Until now, Hollywood’s political history has been dominated by a steady stream of films and memoirs decrying the “nightmare” of the Red Scare. But in Red Star over Hollywood, Ronald and Allis Radosh show that the real drama of that era lay in the story of the movie stars, directors and especially screenwriters who joined the Communist Party or traveled in its orbit, and made the Party the focus of their political and social lives. The authors also show the Party’s attempts at influencing filmmaking; their greatest achievement being the film “Mission to Moscow,” which justified Stalin’s great purge trials.
Using material from the papers of Dalton Trumbo, Dore Schary, Albert Maltz, Melvyn Douglas and the FBI’s Hollywood file, and from the newly released testimony of formerly closed HUAC Executive Session hearings, the authors trace the growth of the Communist Party from the 1930s, when many notables toured the Soviet Union and came back converted, through the 1950s when Party members were held to account for their allegiance to another country.
The Radoshes’ most controversial discovery is that during the investigations of the House Committee on Un-American Activities, the Hollywood Reds themselves were beset by doubts and disagreements about their disloyalty to America, and their own treatment by the Communist Party.
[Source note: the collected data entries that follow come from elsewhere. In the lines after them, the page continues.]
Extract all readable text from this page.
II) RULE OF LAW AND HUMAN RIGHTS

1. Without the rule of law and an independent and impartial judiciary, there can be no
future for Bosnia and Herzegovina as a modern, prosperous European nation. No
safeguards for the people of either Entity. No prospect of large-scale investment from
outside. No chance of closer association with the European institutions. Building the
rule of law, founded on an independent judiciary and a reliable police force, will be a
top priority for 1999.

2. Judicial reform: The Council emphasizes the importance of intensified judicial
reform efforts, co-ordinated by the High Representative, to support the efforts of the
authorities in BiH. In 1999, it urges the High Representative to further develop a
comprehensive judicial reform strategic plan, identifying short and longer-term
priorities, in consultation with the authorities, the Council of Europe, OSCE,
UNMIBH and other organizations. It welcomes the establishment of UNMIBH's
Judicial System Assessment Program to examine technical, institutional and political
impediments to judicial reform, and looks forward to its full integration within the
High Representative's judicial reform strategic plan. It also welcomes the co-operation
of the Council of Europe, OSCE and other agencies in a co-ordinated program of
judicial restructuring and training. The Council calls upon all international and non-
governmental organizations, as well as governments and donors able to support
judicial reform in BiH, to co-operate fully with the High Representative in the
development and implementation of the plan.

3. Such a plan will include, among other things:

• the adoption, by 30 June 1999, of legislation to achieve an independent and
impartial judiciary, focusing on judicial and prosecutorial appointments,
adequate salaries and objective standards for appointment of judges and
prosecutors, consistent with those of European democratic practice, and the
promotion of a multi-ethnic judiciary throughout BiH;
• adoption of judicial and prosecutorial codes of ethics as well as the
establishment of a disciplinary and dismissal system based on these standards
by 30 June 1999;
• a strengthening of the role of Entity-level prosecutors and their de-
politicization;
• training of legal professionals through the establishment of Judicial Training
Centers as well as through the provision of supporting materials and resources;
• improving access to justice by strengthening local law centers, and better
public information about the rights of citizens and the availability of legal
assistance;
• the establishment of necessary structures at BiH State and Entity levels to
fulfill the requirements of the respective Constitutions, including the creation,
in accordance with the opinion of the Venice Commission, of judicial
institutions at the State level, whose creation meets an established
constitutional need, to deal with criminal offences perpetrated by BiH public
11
Their allegiance to the Communist Party and its ever changing line, combined with their outlandish behavior before HUAC, turned old liberal allies against them, and left them vulnerable to the eventual blacklist.
One case study, of actor John Garfield, looks at the strategy he tried to employ to avoid the blacklist, while working to keep the support of both the studios and the Hollywood Left. Acting more as an opportunist than an idealist, Garfield moved to espouse a strong anti-Communism, while at the same time avoiding naming the names of his old radical associates, by pretending to only have been a dupe. In constant agony, his evasions satisfied no one, and led to his fatal heart attack shortly before he as to again appear before HUAC, where he would have finally had to make a decision as to where he actually stood.
Based on a new and extensive interview with writer Budd Schulberg, Red Star over Hollywood opens up the Party cells and discussion groups that defined Hollywood radicalism. Ronald and Allis Radosh also bring their story into the present, describing how the men and women who agitated for Communism a half-century ago created a legacy used by Jane Fonda and others of the Hollywood Left of the 1960s, and by celebrities such as Tim Robbins, Susan Sarandon, Richard Dreyfuss and Sean Penn in the turbulent filmland politics of today.